El collage de videoproyecciones, acciones y sonidos, por momentos bellísimo, refleja el interés de García por desarticular cualquier clase de ortodoxia escénica. Sin miedo a que sus actores intervengan en las escenas del Macbeth de Welles o a construir un bucle en torno al último salto de Evel Knievel; a crear un ambiente sonoro y acompañarlo con los loops musicales que compone en escena uno de los actores; a poner bocadillos, como en el tebeo, junto a los cuerpos espasmódicos de sus actrices y hacer, precisamente, de estos cuerpos el emblema de cualquier cosa: la voz de Demóstenes, la moto de Knievel o la armadura de los últimos guerreros que luchan a muerte en la tierra de Humberto. De ahí que sea una obra en transformación, un movimiento continuo hilvanado entre la pantalla y la escena, la voz y los cuerpos, el rigor y el caos, la ternura y la brutalidad. Suma de contradicciones, que García explota sin piedad, en cada uno de esos largos monólogos que se tornan irreversiblemente en palabrería. En gestos vacíos. En gritos en mitad de la oscuridad de la sala. O peor aún, de la nada. De toda esa basura, toda esa fealdad, que pocas veces reconoceremos tan bella.

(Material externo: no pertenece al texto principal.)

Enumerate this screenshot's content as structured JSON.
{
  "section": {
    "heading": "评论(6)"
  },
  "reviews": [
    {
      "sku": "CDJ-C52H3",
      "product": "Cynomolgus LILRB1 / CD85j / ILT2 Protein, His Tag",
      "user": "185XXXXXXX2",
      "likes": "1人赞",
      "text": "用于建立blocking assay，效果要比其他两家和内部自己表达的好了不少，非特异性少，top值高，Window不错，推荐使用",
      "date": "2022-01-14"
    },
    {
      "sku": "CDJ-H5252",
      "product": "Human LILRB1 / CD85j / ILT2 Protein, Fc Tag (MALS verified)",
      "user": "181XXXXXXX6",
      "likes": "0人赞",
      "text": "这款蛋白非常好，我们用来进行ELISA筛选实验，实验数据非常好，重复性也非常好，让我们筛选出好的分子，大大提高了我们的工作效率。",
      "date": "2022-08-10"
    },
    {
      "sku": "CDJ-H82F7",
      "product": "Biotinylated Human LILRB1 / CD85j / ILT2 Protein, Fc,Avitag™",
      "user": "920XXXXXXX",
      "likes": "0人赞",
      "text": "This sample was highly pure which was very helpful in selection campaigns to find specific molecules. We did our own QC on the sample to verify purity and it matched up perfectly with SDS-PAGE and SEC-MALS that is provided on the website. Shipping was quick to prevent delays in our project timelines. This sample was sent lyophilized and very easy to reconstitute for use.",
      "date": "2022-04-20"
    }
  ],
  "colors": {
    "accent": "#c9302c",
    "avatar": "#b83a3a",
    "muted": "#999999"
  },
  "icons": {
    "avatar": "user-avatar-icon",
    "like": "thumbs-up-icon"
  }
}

Probablemente, Evel Knievel contra Macbeth na terra do finado Humberto sea una experiencia teatral única. Una obra que, más que ver, se siente y vive. Que describe otra forma de crear y entender el espacio dramático del teatro mientras cuestiona las posibilidades de éxito de esas nuevas creaciones en una época, en un contexto cultural, marcado por el absurdo y la mediocridad. Por ídolos de saldo como Evel, por la nostalgia del pasado (el fantasma de Welles/Macbeth), el fracaso de las ideas (los monólogos de Lisias y Demóstenes) y la frustración que todo eso vuelca sobre las imágenes del presente. De un presente tan loco como para poner en escena la lucha a muerte entre un monstruo surgido de una serie de dibujos y un personaje literario congelado en la película de un director. De una cultura contemporánea que solo parece arrancar a golpe de shock estético. Empeñada en llevar al límite palabra e imagen hasta que no den más de sí.

Tal vez por ello, el de García no sea un teatro fácil; más bien, un escupitajo en la cara del público o un acto de terrorismo cultural. Y, sin embargo, qué elocuente resulta su reflexión al hilo de nuestro tiempo. De nuestra cultura de baratijas intelectuales y nuestra indignación ante la primera cosa que pasa. Tan falta de provocaciones. Tan estéril y conservadora. Puede que Evel Knievel contra Macbeth na terra do finado Humberto no sea una obra para todos los públicos, pero cuánta falta hace entrar a descubrirla. Tanta como la que apunta la larga trayectoria escénica de Rodrigo García.